Drivers who preferred their MINI Coopers with a bit more power under the pedal had the option of choosing the two-door hatchback S Supercharged trim package, which dropped a 1.6-liter supercharged four-cylinder engine under the hood. The supercharged four-cylinder produced 163 horsepower (up from 115 for the standard model). A six-speed manual transmission was standard. No automatic was available with this model
The 2003 MINI Cooper S two-door hatchback was essentially the same vehicle introduced in 2002, with the exception of a few minor updates, such as a new interior color, new optional exterior graphics, some additions to the options packages, and an MP3 port on the CD player.

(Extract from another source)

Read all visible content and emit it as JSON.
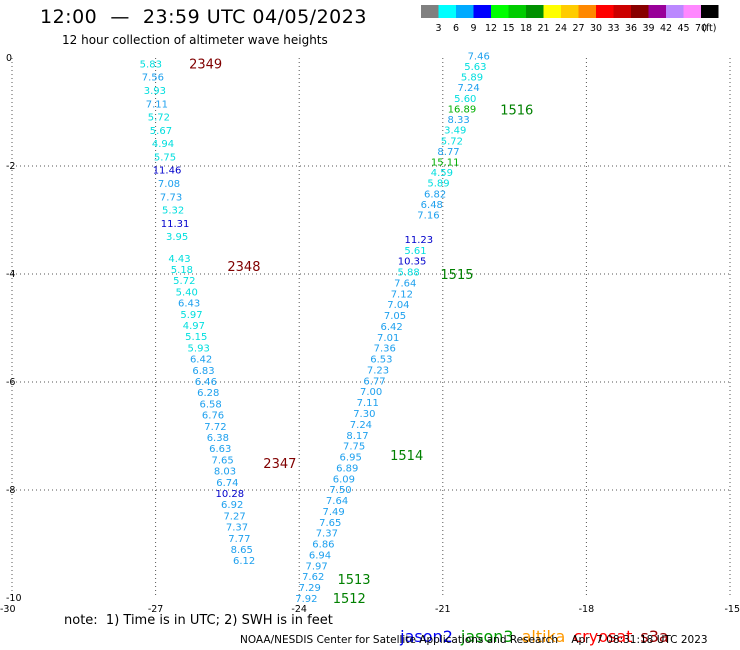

Design-wise, the MINI retained many of the elements of its iconic ancestor, which first appeared in Great Britain in the late 1950s, although the new MINI gave those elements a decidedly modern twist. For instance, the new MINI's taillights, fender, and roofline all mimicked similar elements in the 1960s-era Minis, while interior components such as the center console, instrument panel, switches, and air vents all drew inspiration from the classic Minis.

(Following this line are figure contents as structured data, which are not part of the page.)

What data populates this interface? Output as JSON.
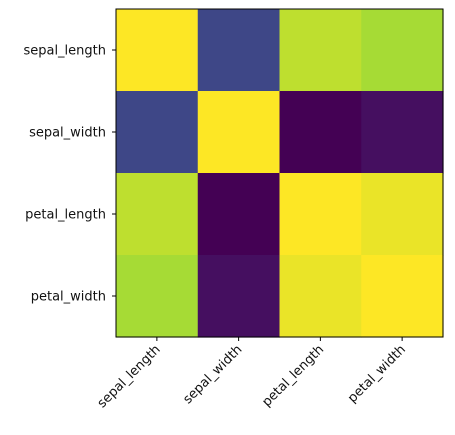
{
  "chart_data": {
    "type": "heatmap",
    "x_categories": [
      "sepal_length",
      "sepal_width",
      "petal_length",
      "petal_width"
    ],
    "y_categories": [
      "sepal_length",
      "sepal_width",
      "petal_length",
      "petal_width"
    ],
    "values": [
      [
        1.0,
        -0.11,
        0.87,
        0.82
      ],
      [
        -0.11,
        1.0,
        -0.42,
        -0.36
      ],
      [
        0.87,
        -0.42,
        1.0,
        0.96
      ],
      [
        0.82,
        -0.36,
        0.96,
        1.0
      ]
    ],
    "colormap": "viridis",
    "color_range": [
      -0.42,
      1.0
    ],
    "title": "",
    "xlabel": "",
    "ylabel": "",
    "grid": false,
    "legend": "none"
  }
}
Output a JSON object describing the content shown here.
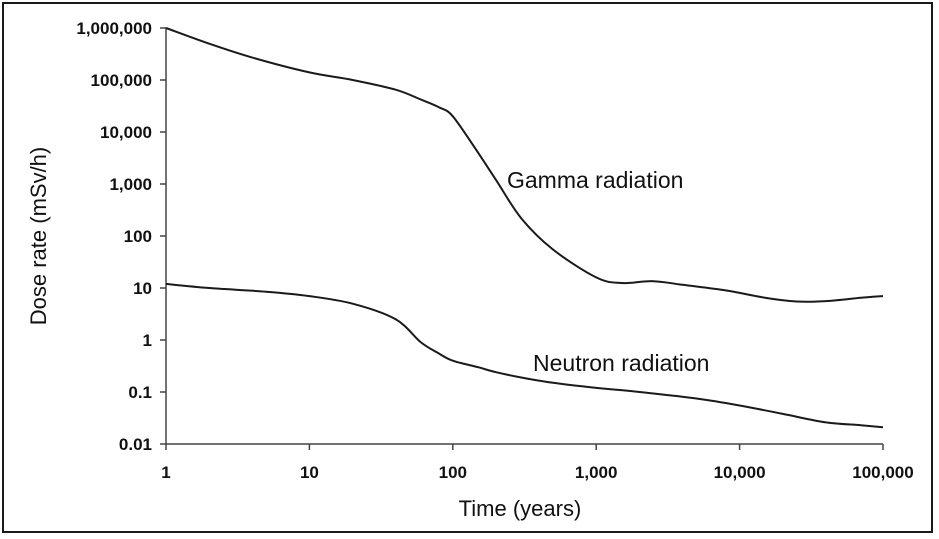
{
  "chart_data": {
    "type": "line",
    "title": "",
    "xlabel": "Time (years)",
    "ylabel": "Dose rate (mSv/h)",
    "xscale": "log",
    "yscale": "log",
    "xlim": [
      1,
      100000
    ],
    "ylim": [
      0.01,
      1000000
    ],
    "x_ticks": [
      1,
      10,
      100,
      1000,
      10000,
      100000
    ],
    "x_tick_labels": [
      "1",
      "10",
      "100",
      "1,000",
      "10,000",
      "100,000"
    ],
    "y_ticks": [
      0.01,
      0.1,
      1,
      10,
      100,
      1000,
      10000,
      100000,
      1000000
    ],
    "y_tick_labels": [
      "0.01",
      "0.1",
      "1",
      "10",
      "100",
      "1,000",
      "10,000",
      "100,000",
      "1,000,000"
    ],
    "grid": false,
    "series": [
      {
        "name": "Gamma radiation",
        "x": [
          1,
          2,
          4,
          10,
          20,
          40,
          60,
          80,
          100,
          150,
          200,
          300,
          500,
          1000,
          1500,
          2500,
          4000,
          8000,
          15000,
          25000,
          40000,
          70000,
          100000
        ],
        "y": [
          1000000,
          500000,
          270000,
          140000,
          100000,
          65000,
          42000,
          30000,
          20000,
          4000,
          1200,
          220,
          55,
          16,
          12.5,
          13.5,
          11.5,
          9,
          6.5,
          5.5,
          5.6,
          6.5,
          7
        ]
      },
      {
        "name": "Neutron radiation",
        "x": [
          1,
          2,
          5,
          10,
          20,
          40,
          60,
          80,
          100,
          150,
          200,
          300,
          500,
          1000,
          2000,
          5000,
          10000,
          20000,
          40000,
          70000,
          100000
        ],
        "y": [
          12,
          10,
          8.5,
          7,
          5,
          2.5,
          0.9,
          0.55,
          0.4,
          0.3,
          0.24,
          0.19,
          0.15,
          0.12,
          0.1,
          0.075,
          0.055,
          0.038,
          0.026,
          0.023,
          0.021
        ]
      }
    ]
  }
}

The MINI Cooper S was well-equipped with such standard features as air conditioning, power windows, power door locks, dual front and side airbags, a CD player, remote keyless entry, and anti-lock brakes. The S version also came with 16-inch tires, a functional hood scoop, and a sport suspension. A sunroof, leather seats, navigation system, and traction control were among the options.
The MINI Cooper's BMW heritage appealed to many drivers, who felt they were getting a BMW-quality car at a cost that was considerably lower than that of a standard BMW model. Some drivers were put off by the MINI's small size, but most drivers found the vehicle to be fun to drive, nimble, reliable, economical, and comfortable, as well as a head-turner on the road.